Burlingame was born in New Berlin, Chenango County, New York. In 1823 his parents (Joel Burlingame and Freelove Angell) took him to Ohio, and about ten years afterwards to Michigan. Between 1838 and 1841 he studied at the Detroit branch of the University of Michigan, and in 1846 graduated from Harvard Law School. On June 3, 1847 he married Jane Cornelia Livermore. They had sons Edward Livermore Burlingame (born 1848) and Walter Angell Burlingame (born 1852), as well as a daughter Gertrude Burlingame (born 1856).
Burlingame practised law in Boston, Massachusetts, and won a wide reputation by his speeches for the Free Soil Party in 1848. He was a member of the Massachusetts constitutional convention in 1853, of the state senate from 1853 to 1854, and of the United States House of Representatives from 1855 to 1861, being elected for the first term as a Know Nothing and afterwards as a member of the new Republican Party, which he helped to organize in Massachusetts. He is a brother of the Delta Kappa Epsilon fraternity (Sigma chapter).
In May 1856, Senator Charles Sumner of Massachusetts delivered a vituperative denunciation of President Franklin Pierce and Southerners who sympathized with the pro-slavery violence in Bleeding Kansas.

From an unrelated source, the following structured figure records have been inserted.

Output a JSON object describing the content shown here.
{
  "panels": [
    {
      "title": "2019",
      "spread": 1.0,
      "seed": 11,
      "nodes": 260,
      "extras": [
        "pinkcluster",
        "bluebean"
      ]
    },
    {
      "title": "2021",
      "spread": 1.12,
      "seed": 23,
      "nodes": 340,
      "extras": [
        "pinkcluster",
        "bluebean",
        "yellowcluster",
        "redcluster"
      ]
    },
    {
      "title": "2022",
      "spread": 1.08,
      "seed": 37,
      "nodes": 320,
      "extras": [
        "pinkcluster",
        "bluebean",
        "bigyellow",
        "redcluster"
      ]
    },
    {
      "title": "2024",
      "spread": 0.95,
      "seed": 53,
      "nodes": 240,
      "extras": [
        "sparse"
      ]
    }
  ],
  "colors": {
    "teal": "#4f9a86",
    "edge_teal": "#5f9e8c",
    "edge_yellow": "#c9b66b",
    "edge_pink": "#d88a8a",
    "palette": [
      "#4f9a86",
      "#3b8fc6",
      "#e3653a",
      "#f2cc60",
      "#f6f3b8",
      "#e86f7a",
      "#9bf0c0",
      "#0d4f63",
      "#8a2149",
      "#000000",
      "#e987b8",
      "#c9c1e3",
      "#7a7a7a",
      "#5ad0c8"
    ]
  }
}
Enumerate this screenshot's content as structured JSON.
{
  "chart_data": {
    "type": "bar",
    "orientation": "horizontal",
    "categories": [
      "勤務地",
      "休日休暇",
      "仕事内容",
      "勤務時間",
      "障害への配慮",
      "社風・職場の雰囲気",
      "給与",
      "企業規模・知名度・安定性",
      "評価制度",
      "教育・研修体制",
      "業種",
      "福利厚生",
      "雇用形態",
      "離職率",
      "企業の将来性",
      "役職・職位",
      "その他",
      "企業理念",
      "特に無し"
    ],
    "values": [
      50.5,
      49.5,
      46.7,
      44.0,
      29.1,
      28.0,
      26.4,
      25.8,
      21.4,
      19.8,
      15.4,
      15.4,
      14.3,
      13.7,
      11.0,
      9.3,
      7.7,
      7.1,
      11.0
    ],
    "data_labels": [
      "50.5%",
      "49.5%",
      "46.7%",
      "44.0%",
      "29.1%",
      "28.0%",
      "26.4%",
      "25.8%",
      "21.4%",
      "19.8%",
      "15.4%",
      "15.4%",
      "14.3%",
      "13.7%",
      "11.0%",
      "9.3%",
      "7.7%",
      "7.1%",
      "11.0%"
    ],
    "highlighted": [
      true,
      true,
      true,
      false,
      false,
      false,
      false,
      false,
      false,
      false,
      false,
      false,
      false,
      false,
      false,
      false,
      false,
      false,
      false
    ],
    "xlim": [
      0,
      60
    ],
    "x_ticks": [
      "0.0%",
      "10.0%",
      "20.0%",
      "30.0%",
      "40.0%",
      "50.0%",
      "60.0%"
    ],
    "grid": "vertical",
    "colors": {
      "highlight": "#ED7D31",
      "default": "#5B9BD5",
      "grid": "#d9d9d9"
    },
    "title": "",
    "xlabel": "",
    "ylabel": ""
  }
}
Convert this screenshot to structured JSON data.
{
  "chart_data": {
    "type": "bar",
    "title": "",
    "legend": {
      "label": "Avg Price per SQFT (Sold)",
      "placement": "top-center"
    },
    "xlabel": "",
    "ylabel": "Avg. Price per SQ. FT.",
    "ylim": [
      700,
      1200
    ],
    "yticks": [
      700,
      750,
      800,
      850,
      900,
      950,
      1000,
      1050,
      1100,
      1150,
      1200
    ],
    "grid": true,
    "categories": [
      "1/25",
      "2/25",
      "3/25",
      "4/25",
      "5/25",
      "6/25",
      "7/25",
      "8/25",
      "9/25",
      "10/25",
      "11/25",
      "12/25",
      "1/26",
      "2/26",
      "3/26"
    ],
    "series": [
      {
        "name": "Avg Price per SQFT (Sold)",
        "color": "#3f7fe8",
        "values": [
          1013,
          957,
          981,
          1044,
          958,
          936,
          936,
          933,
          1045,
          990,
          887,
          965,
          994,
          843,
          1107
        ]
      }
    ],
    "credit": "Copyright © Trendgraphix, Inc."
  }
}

In particular, Sumner lambasted Senator Andrew Butler, a cousin of Congressman Preston Brooks of South Carolina. Three days later, Congressman Brooks advanced upon Sumner while he worked at his desk in the Senate chamber. Using his cane, Brooks beat Sumner into unconsciousness, with Sumner ripping his bolted-down desk from the floor as he attempted to escape. Brooks received no official censure from the House of Representatives, and was instead hailed as a hero in much of the pro-slavery South.